James Mault, chief medical office for Qualcomm Life, also drew attention to a recent report from the Office of the National Coordinator for Health Information Technology (ONC), which squarely focuses on the issue of health information blocking by certain persons and entities in an attempt to unreasonably limit the exchange of data, which is frustrating the goals of the Health Information Techonology for Economic and Clinical Health (HITECH) Act.
In 2014, the ONC received 60 unsolicited reports of potential information blocking with examples including EHR vendors that are charging cost-prohibitive fees to send or receive health information (or to establish interfaces that enable connectivity with other providers) and healthcare providers that block information in order to control referrals and secure their market dominance. While the ability to gather empirical data on information blocking is limited today, the ONC aims to create a mechanism for more focused examination of the problem, which will inevitably deliver results.
Some of the actions the ONC has already started; include strengthening in-field surveillance, promoting greater transparency in certified EHR products and referring illegal practices to law enforcement agencies.

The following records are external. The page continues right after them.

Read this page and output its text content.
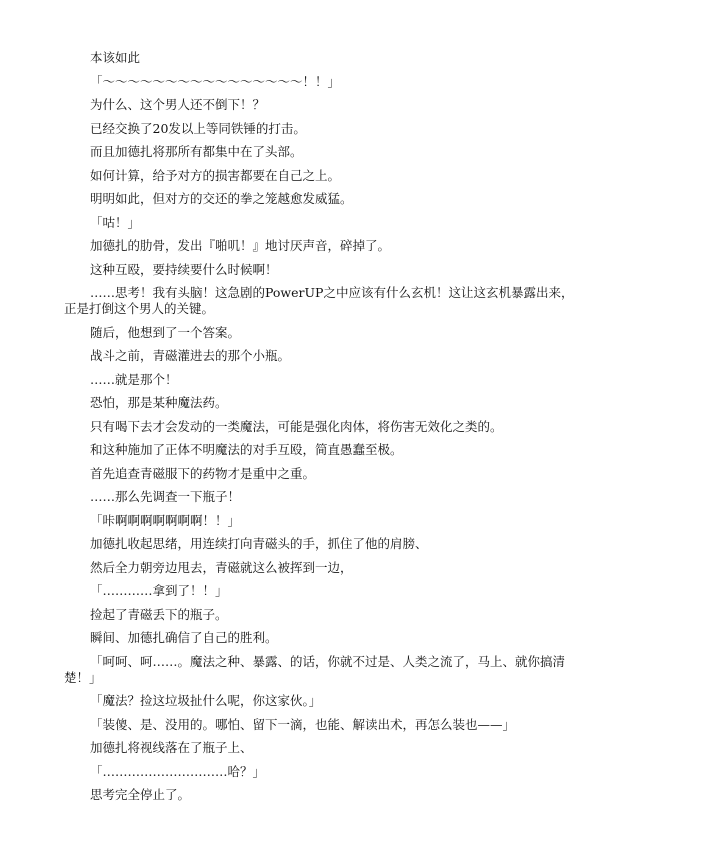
本该如此

「～～～～～～～～～～～～～～～～！！」

为什么、这个男人还不倒下！？

已经交换了20发以上等同铁锤的打击。

而且加德扎将那所有都集中在了头部。

如何计算，给予对方的损害都要在自己之上。

明明如此，但对方的交还的拳之笼越愈发威猛。

「咕！」

加德扎的肋骨，发出『啪叽！』地讨厌声音，碎掉了。

这种互殴，要持续要什么时候啊！

……思考！我有头脑！这急剧的PowerUP之中应该有什么玄机！这让这玄机暴露出来，正是打倒这个男人的关键。

随后，他想到了一个答案。

战斗之前，青磁灌进去的那个小瓶。

……就是那个！

恐怕，那是某种魔法药。

只有喝下去才会发动的一类魔法，可能是强化肉体，将伤害无效化之类的。

和这种施加了正体不明魔法的对手互殴，简直愚蠢至极。

首先追查青磁服下的药物才是重中之重。

……那么先调查一下瓶子！

「咔啊啊啊啊啊啊啊！！」

加德扎收起思绪，用连续打向青磁头的手，抓住了他的肩膀、

然后全力朝旁边甩去，青磁就这么被挥到一边，

「…………拿到了！！」

捡起了青磁丢下的瓶子。

瞬间、加德扎确信了自己的胜利。

「呵呵、呵……。魔法之种、暴露、的话，你就不过是、人类之流了，马上、就你搞清楚！」

「魔法？捡这垃圾扯什么呢，你这家伙。」

「装傻、是、没用的。哪怕、留下一滴，也能、解读出术，再怎么装也——」

加德扎将视线落在了瓶子上、

「…………………………哈？」

思考完全停止了。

This is important to the future of digital health as information blocking may also occur with patient-generated data.
Making Healthcare Consumer-Centric
Harry Greenspun, director of the Deloitte Center for Health Solutions, discussed the need for more consumer-centric rather than product-centric thinking behind healthcare delivery. In recent research, Deloitte has found that it is difficult to tease out whether or not a person’s perception of their care is based more on service than the actual outcomes. This may include a situation where their physician is facilitating valuable long-term outcomes, but the front office staff is not responsive and diminishes the patient’s experience and perception of the practice. As such, it is important to consider every aspect of care provision and ensure that each step is positive and motivating for the consumer.

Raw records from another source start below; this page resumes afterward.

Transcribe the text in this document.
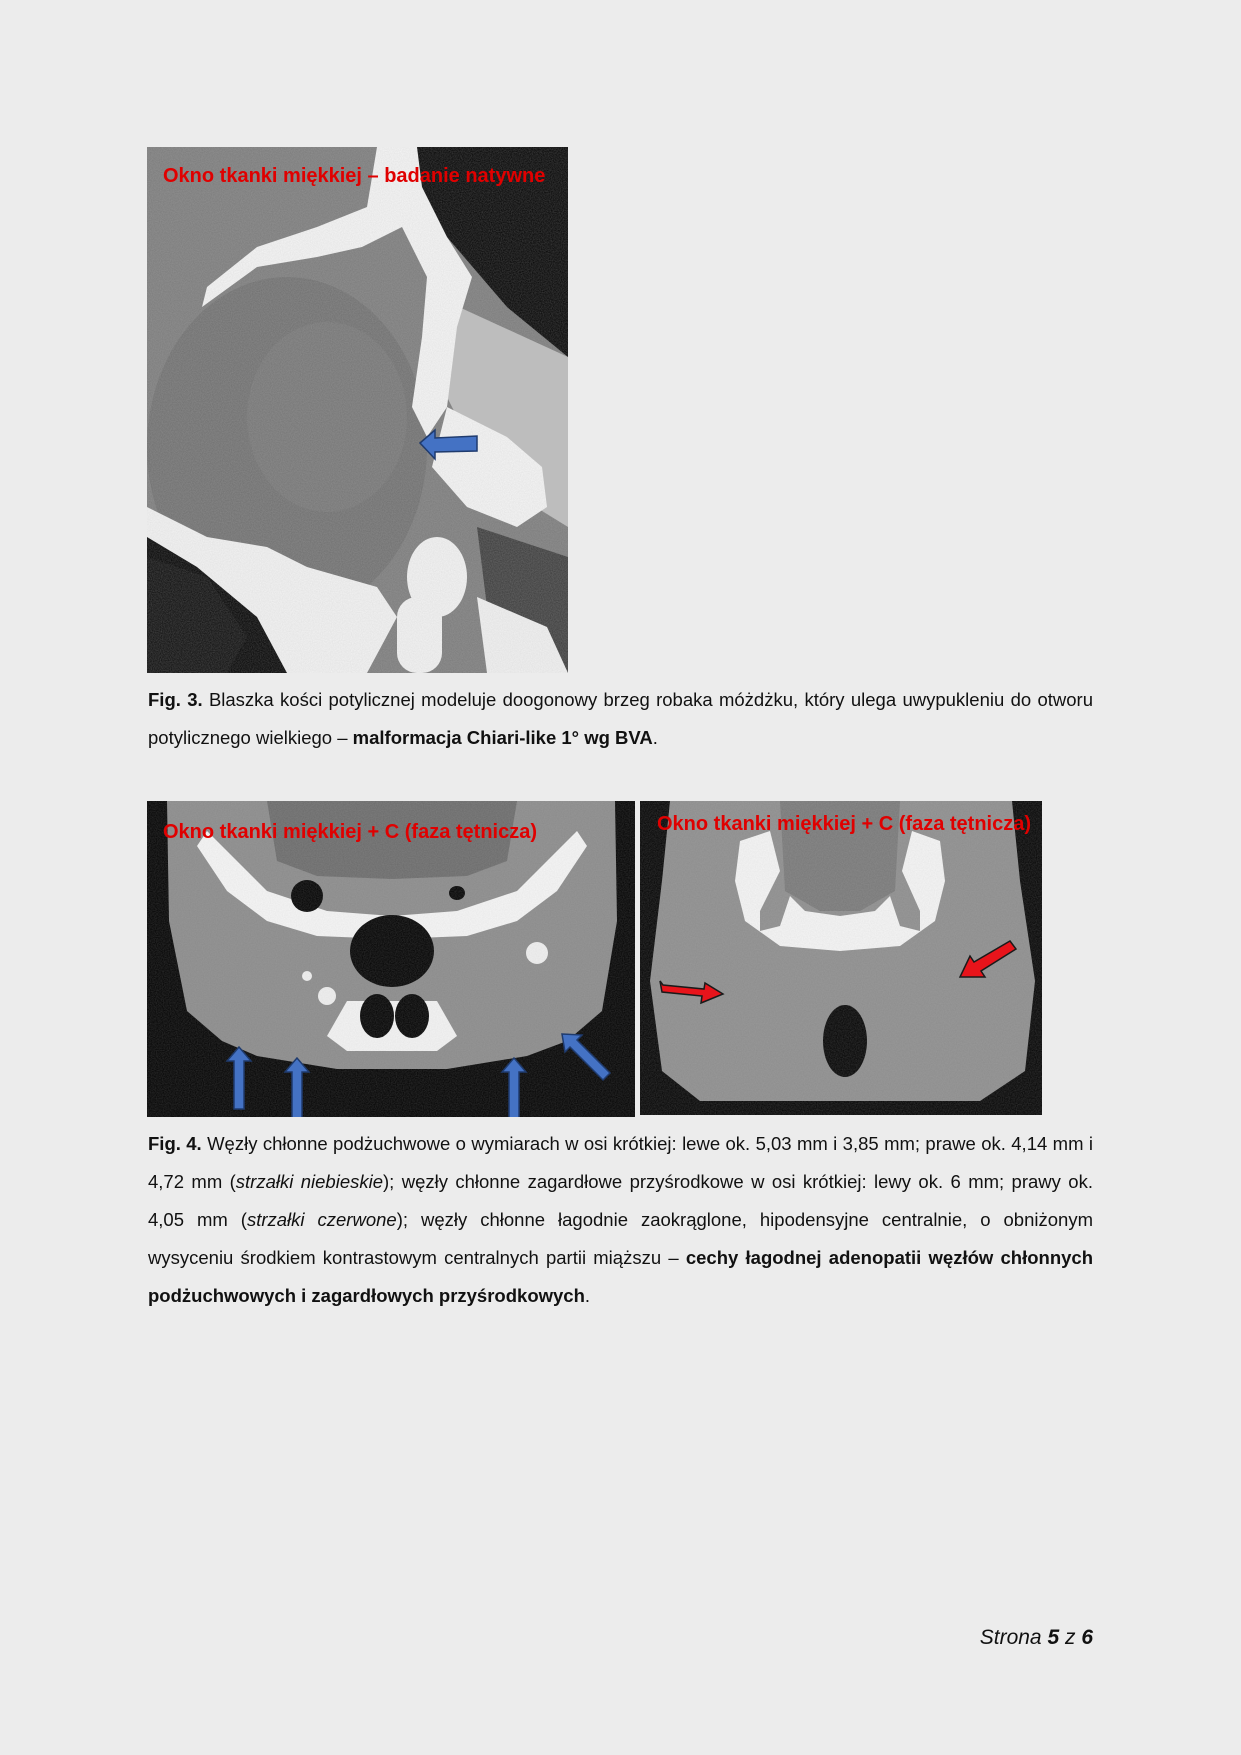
Okno tkanki miękkiej – badanie natywne

Fig. 3. Blaszka kości potylicznej modeluje doogonowy brzeg robaka móżdżku, który ulega uwypukleniu do otworu potylicznego wielkiego – malformacja Chiari-like 1° wg BVA.

Okno tkanki miękkiej + C (faza tętnicza)	Okno tkanki miękkiej + C (faza tętnicza)

Fig. 4. Węzły chłonne podżuchwowe o wymiarach w osi krótkiej: lewe ok. 5,03 mm i 3,85 mm; prawe ok. 4,14 mm i 4,72 mm (strzałki niebieskie); węzły chłonne zagardłowe przyśrodkowe w osi krótkiej: lewy ok. 6 mm; prawy ok. 4,05 mm (strzałki czerwone); węzły chłonne łagodnie zaokrąglone, hipodensyjne centralnie, o obniżonym wysyceniu środkiem kontrastowym centralnych partii miąższu – cechy łagodnej adenopatii węzłów chłonnych podżuchwowych i zagardłowych przyśrodkowych.

Strona 5 z 6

Healthcare providers may need to look to other industries to identify ways to better engage with consumers. For instance, using social leaderboards to increase adherence and broadening data sets to include purchasing habits and other lifestyle choices that may help inform therapy and create an impact on health outcomes.

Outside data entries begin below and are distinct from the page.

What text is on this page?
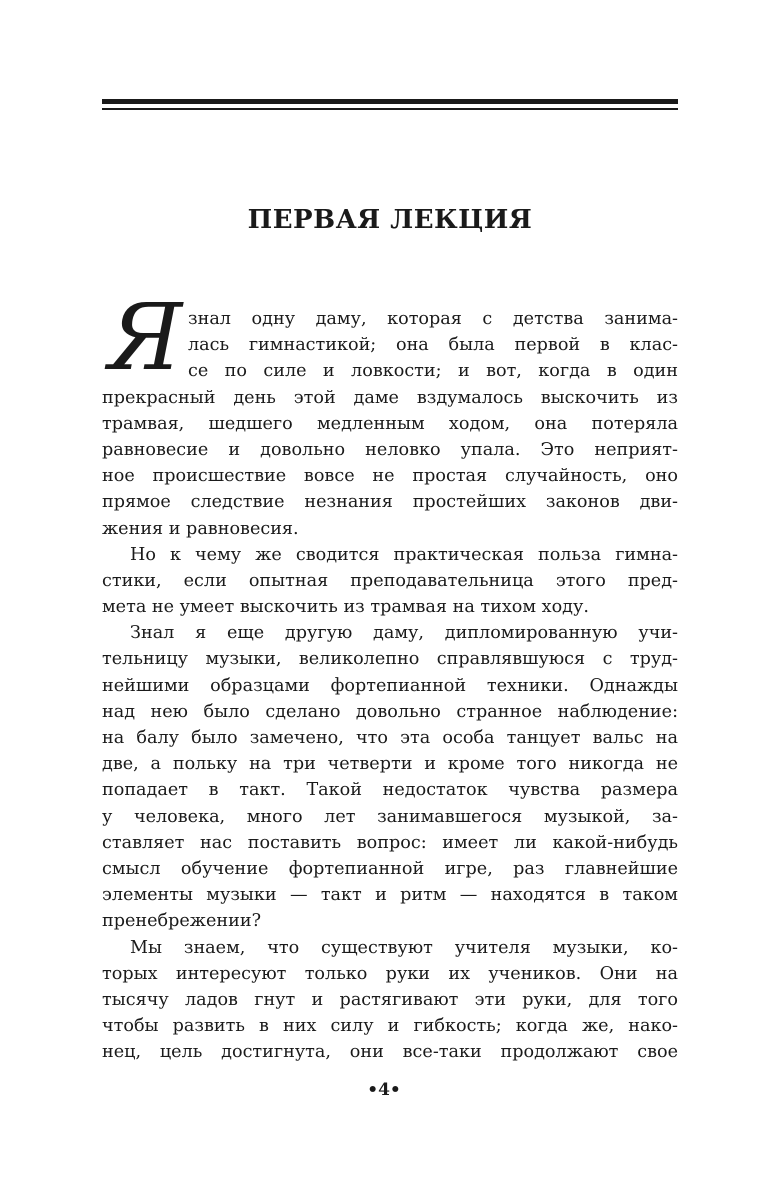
ПЕРВАЯ ЛЕКЦИЯ
Я знал одну даму, которая с детства занима-
лась гимнастикой; она была первой в клас-
се по силе и ловкости; и вот, когда в один
прекрасный день этой даме вздумалось выскочить из
трамвая, шедшего медленным ходом, она потеряла
равновесие и довольно неловко упала. Это неприят-
ное происшествие вовсе не простая случайность, оно
прямое следствие незнания простейших законов дви-
жения и равновесия.
Но к чему же сводится практическая польза гимна-
стики, если опытная преподавательница этого пред-
мета не умеет выскочить из трамвая на тихом ходу.
Знал я еще другую даму, дипломированную учи-
тельницу музыки, великолепно справлявшуюся с труд-
нейшими образцами фортепианной техники. Однажды
над нею было сделано довольно странное наблюдение:
на балу было замечено, что эта особа танцует вальс на
две, а польку на три четверти и кроме того никогда не
попадает в такт. Такой недостаток чувства размера
у человека, много лет занимавшегося музыкой, за-
ставляет нас поставить вопрос: имеет ли какой-нибудь
смысл обучение фортепианной игре, раз главнейшие
элементы музыки — такт и ритм — находятся в таком
пренебрежении?
Мы знаем, что существуют учителя музыки, ко-
торых интересуют только руки их учеников. Они на
тысячу ладов гнут и растягивают эти руки, для того
чтобы развить в них силу и гибкость; когда же, нако-
нец, цель достигнута, они все-таки продолжают свое
•4•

Adam Pelligrini, vice president of Digital Health at Walgreens, pushed this concept further with an overview of Walgreen’s patient-centered transformation of their retail care experience. This includes a blood pressure monitor and glucose meter that work over the 2net platform, in addition to expanding MD Live to 25 U.S. states by the end of 2015 (MD Live is a virtual on-demand healthcare delivery service). In the last two years significant investment in services such as MD Live have been made, which also includes Doctor on Demand, American Well and Teladoc. These four have raised more than $250 million in investment funding, and it is likely that more payers and employers will integrate these telehealth solutions into their traditional care delivery model.
Other talks given during Connect 2015 included Eric Topol’s presentation on democratizing medicine and Qualcomm President Derek Aberle’s discussion on machine learning and a new chip to be released at year end, which will have intuitive cognitive ability to detect anomalies based on use patterns.
Qualcomm has invested resources over the last decade in laying the ground work for connected digital health delivery, and Connect 2015 served as a good indicator of the impact this investment will have in the coming years. Similar to Qualcomm’s pervasiveness in mobile communications, we can expect the company to be at the forefront of connecting digital health.